Another options is to use Tailscale Serve to proxy the Proxmox Web UI. This will let you access the Web UI using a valid certificate, automatically generated by Serve. In addition, you can omit the port number from the URL, as Serve can proxy the request on the default HTTPS port 443.

sudo tailscale serve https+insecure://localhost:8006

Troubleshooting

Installing Tailscale within a VM

Proxmox can run virtual machines, emulating a hardware device and allowing an unmodified operating system to run within it. Tailscale can be installed in the OS within the virtual machine as normal.

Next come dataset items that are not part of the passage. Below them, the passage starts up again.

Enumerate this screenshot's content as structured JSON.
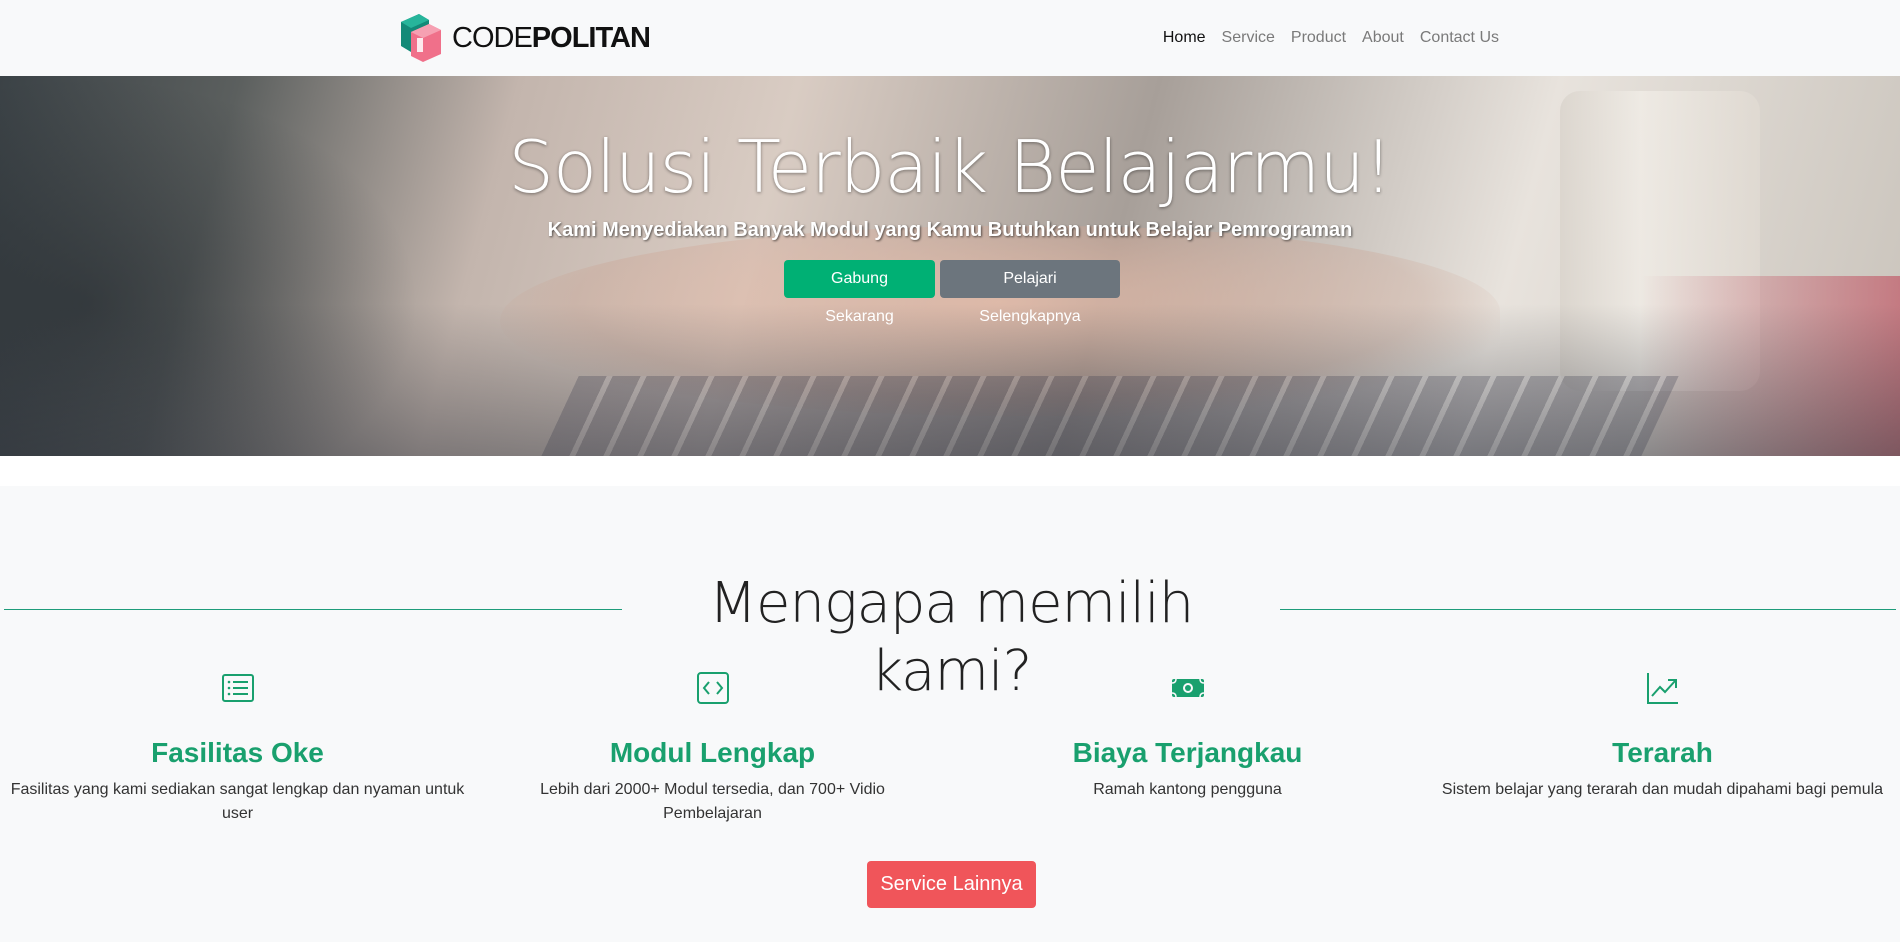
{
  "brand": {
    "name_light": "CODE",
    "name_bold": "POLITAN"
  },
  "nav": {
    "items": [
      {
        "label": "Home",
        "active": true
      },
      {
        "label": "Service"
      },
      {
        "label": "Product"
      },
      {
        "label": "About"
      },
      {
        "label": "Contact Us"
      }
    ]
  },
  "hero": {
    "title": "Solusi Terbaik Belajarmu!",
    "subtitle": "Kami Menyediakan Banyak Modul yang Kamu Butuhkan untuk Belajar Pemrograman",
    "primary_button": "Gabung Sekarang",
    "secondary_button": "Pelajari Selengkapnya"
  },
  "why": {
    "title": "Mengapa memilih kami?",
    "features": [
      {
        "icon": "list-icon",
        "title": "Fasilitas Oke",
        "text": "Fasilitas yang kami sediakan sangat lengkap dan nyaman untuk user"
      },
      {
        "icon": "code-square-icon",
        "title": "Modul Lengkap",
        "text": "Lebih dari 2000+ Modul tersedia, dan 700+ Vidio Pembelajaran"
      },
      {
        "icon": "cash-icon",
        "title": "Biaya Terjangkau",
        "text": "Ramah kantong pengguna"
      },
      {
        "icon": "graph-up-arrow-icon",
        "title": "Terarah",
        "text": "Sistem belajar yang terarah dan mudah dipahami bagi pemula"
      }
    ],
    "more_button": "Service Lainnya"
  },
  "colors": {
    "accent_green": "#19a06e",
    "success_button": "#00b074",
    "secondary_button": "#6c757d",
    "danger_button": "#f0555a",
    "divider": "#1e9c7a"
  }
}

Installing Tailscale within an LXC

Proxmox can also run lightweight Linux containers called LXC/LXD and can run them privileged or unprivileged. Tailscale can run within LXC/LXD containers, though running within an unprivileged container requires an adjustment in the config.

resolv.conf within LXC

By default Proxmox writes its own DNS config to /etc/resolv.conf within LXCs. Even if the LXC gets its DNS configuration via DHCP, Proxmox will overwrite /etc/resolv.conf with its own. If Tailscale is installed on Proxmox and using MagicDNS, Proxmox will write that config to the container's /etc/resolv.conf:

# --- BEGIN PVE ---
nameserver 100.100.100.100
search example.ts.net
# --- END PVE ---

If the LXC itself does not have Tailscale installed, this configuration is unlikely to work and DNS lookups will time out.

Two options to mitigate this behavior are:

  • Configure tailscale without MagicDNS on the Proxmox host with tailscale up --accept-dns=false.
  • Create a file named /etc/.pve-ignore.resolv.conf within each LXC's filesystem that will tell Proxmox not to overwrite /etc/resolv.conf.